Five years ago, Virginia joined a coalition of states working to reduce carbon emissions through a market-based cap-and-trade program called the Regional Greenhouse Gas Initiative. Lawmakers made climate change a point of emphasis in that session and reasoned that Virginia entering the multistate compact would pay long-term dividends.
They were correct, but Gov. Glenn Youngkin had other plans. After taking office, he moved to withdraw the commonwealth from RGGI in a move a judge concluded was taken illegally. As litigation regarding that regulatory action continued through the courts, Virginia voters went to the polls in November and elevated Abigail Spanberger to the Governor’s Mansion.
She, with the help of lawmakers and new Attorney General Jay Jones, immediately took steps to restore Virginia’s membership, a move that will allow Virginia to share the program’s revenue and invest in resilience and energy efficiency in the near future. That will benefit Hampton Roads and the whole of the commonwealth.
Climate scientists and researchers have long argued that avoiding the worst effects of a warming planet would require the world to keep rising global temperatures from reaching 1.5 degrees Celsius above pre-industrial levels. Numerous studies concluded that missing that goal would lead to uncertainty and instability — extreme weather events, prolonged droughts and flooding, unpredictable conditions for food production and a host of other issues.
That now appears certain and average global temperatures may soon reach 2 degrees above the threshold, another worrisome milestone. As the Trump administration pulls the United States from international climate agreements, goes all-in on fossil fuels, and abdicates our leadership on the global stage, it’s more important than ever for states to do what they can to limit emissions and invest in resilience.
That’s especially true in Hampton Roads, which is already experiencing some of the worst climate-related flooding of any place in the country. Sea levels are rising and our land is sinking, creating conditions that imperil vulnerable communities and put parts of our region at risk. We’re in danger of seeing an exodus of insurers and housing market contraction as recurrent flooding and extreme weather render some places uninhabitable.
Returning to RGGI alone won’t solve those problems. But it is a start.
The compact is a partnership of 10 states that requires energy producers to reduce their emissions or purchase allowances through auctions to exceed them. It is a market-based program that incentivizes greenhouse emission reductions to avoid the purchase of allowances.
Proceeds from those auctions are then divided among the member states, which can use the windfall as each sees fit. In Virginia, the money is divided between the Housing Innovations in Energy Efficiency fund, for improving energy efficiency in new and existing residences of low-income residents, and the Community Flood Preparedness Fund, which funds projects to address flooding concerns.
Between 2021, when Virginia formally entered RGGI, and 2023, when Youngkin withdrew from the compact, the commonwealth received $828 million from those auctions.

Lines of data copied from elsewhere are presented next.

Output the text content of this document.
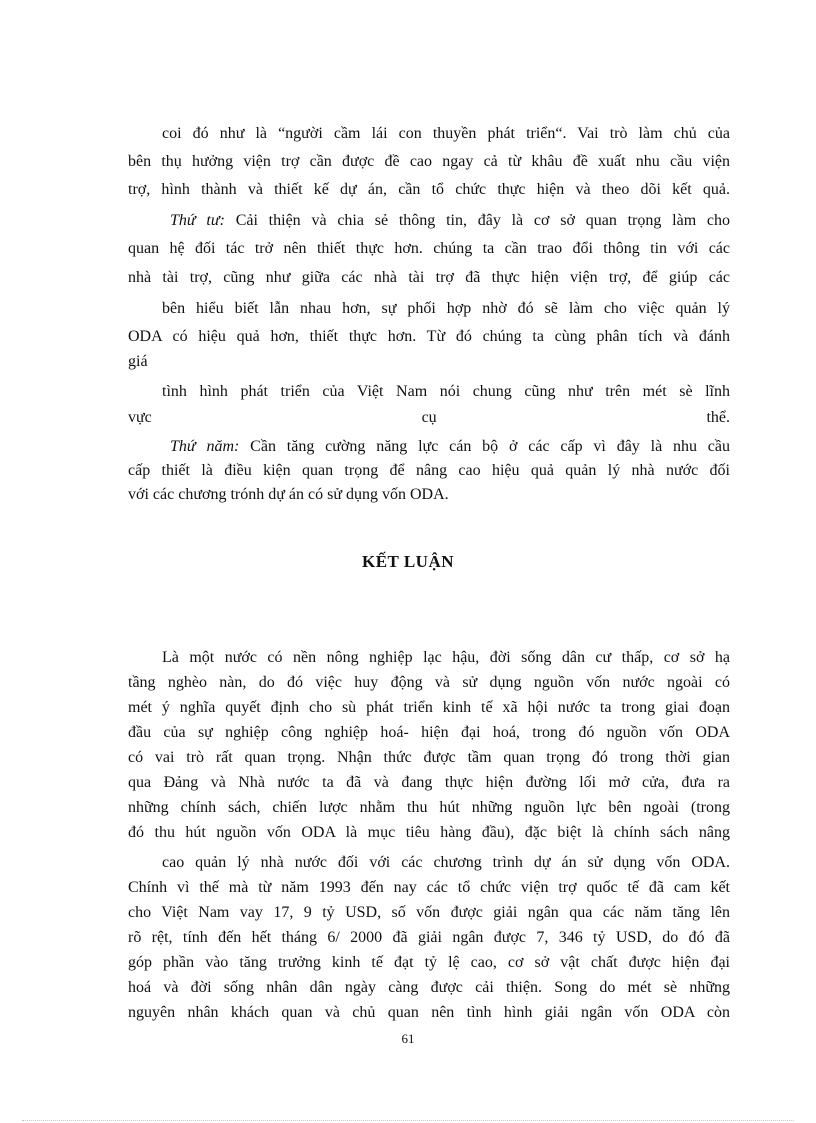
coi đó như là “người cầm lái con thuyền phát triển“. Vai trò làm chủ của
bên thụ hưởng viện trợ cần được đề cao ngay cả từ khâu đề xuất nhu cầu viện
trợ, hình thành và thiết kế dự án, cần tổ chức thực hiện và theo dõi kết quả.
Thứ tư: Cải thiện và chia sẻ thông tin, đây là cơ sở quan trọng làm cho
quan hệ đối tác trở nên thiết thực hơn. chúng ta cần trao đổi thông tin với các
nhà tài trợ, cũng như giữa các nhà tài trợ đã thực hiện viện trợ, để giúp các
bên hiểu biết lẫn nhau hơn, sự phối hợp nhờ đó sẽ làm cho việc quản lý
ODA có hiệu quả hơn, thiết thực hơn. Từ đó chúng ta cùng phân tích và đánh
giá
tình hình phát triển của Việt Nam nói chung cũng như trên mét sè lĩnh
vực cụ thể.
Thứ năm: Cần tăng cường năng lực cán bộ ở các cấp vì đây là nhu cầu
cấp thiết là điều kiện quan trọng để nâng cao hiệu quả quản lý nhà nước đối
với các chương trónh dự án có sử dụng vốn ODA.
KẾT LUẬN
Là một nước có nền nông nghiệp lạc hậu, đời sống dân cư thấp, cơ sở hạ
tầng nghèo nàn, do đó việc huy động và sử dụng nguồn vốn nước ngoài có
mét ý nghĩa quyết định cho sù phát triển kinh tế xã hội nước ta trong giai đoạn
đầu của sự nghiệp công nghiệp hoá- hiện đại hoá, trong đó nguồn vốn ODA
có vai trò rất quan trọng. Nhận thức được tầm quan trọng đó trong thời gian
qua Đảng và Nhà nước ta đã và đang thực hiện đường lối mở cửa, đưa ra
những chính sách, chiến lược nhằm thu hút những nguồn lực bên ngoài (trong
đó thu hút nguồn vốn ODA là mục tiêu hàng đầu), đặc biệt là chính sách nâng
cao quản lý nhà nước đối với các chương trình dự án sử dụng vốn ODA.
Chính vì thế mà từ năm 1993 đến nay các tổ chức viện trợ quốc tế đã cam kết
cho Việt Nam vay 17, 9 tỷ USD, số vốn được giải ngân qua các năm tăng lên
rõ rệt, tính đến hết tháng 6/ 2000 đã giải ngân được 7, 346 tỷ USD, do đó đã
góp phần vào tăng trưởng kinh tế đạt tỷ lệ cao, cơ sở vật chất được hiện đại
hoá và đời sống nhân dân ngày càng được cải thiện. Song do mét sè những
nguyên nhân khách quan và chủ quan nên tình hình giải ngân vốn ODA còn
61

The former governor did not propose a plan to fully fund that lost revenue, meaning that energy efficiency programs and flood reliance programs had to do with less.
That’s not a viable long-term solution for Hampton Roads, which collectively has an estimated $40 billion in climate-related flooding needs to protect low-lying communities. While the region and the commonwealth continue to make some progress to address those, membership in RGGI will help provide the funding to match the urgency of need here.
It’s true, as detractors point out, that customers of companies such as Dominion share in the costs, and Virginians paid about $4.40 a month before the commonwealth was removed from RGGI. That number could be higher now, depending on how membership is handled.
But the program has worked to reduce emissions and provides millions that are protecting homes, businesses and critical infrastructure in Hampton Roads and elsewhere. The benefits outweigh the costs, and a return to the program is the legal, rightful outcome for the commonwealth’s future.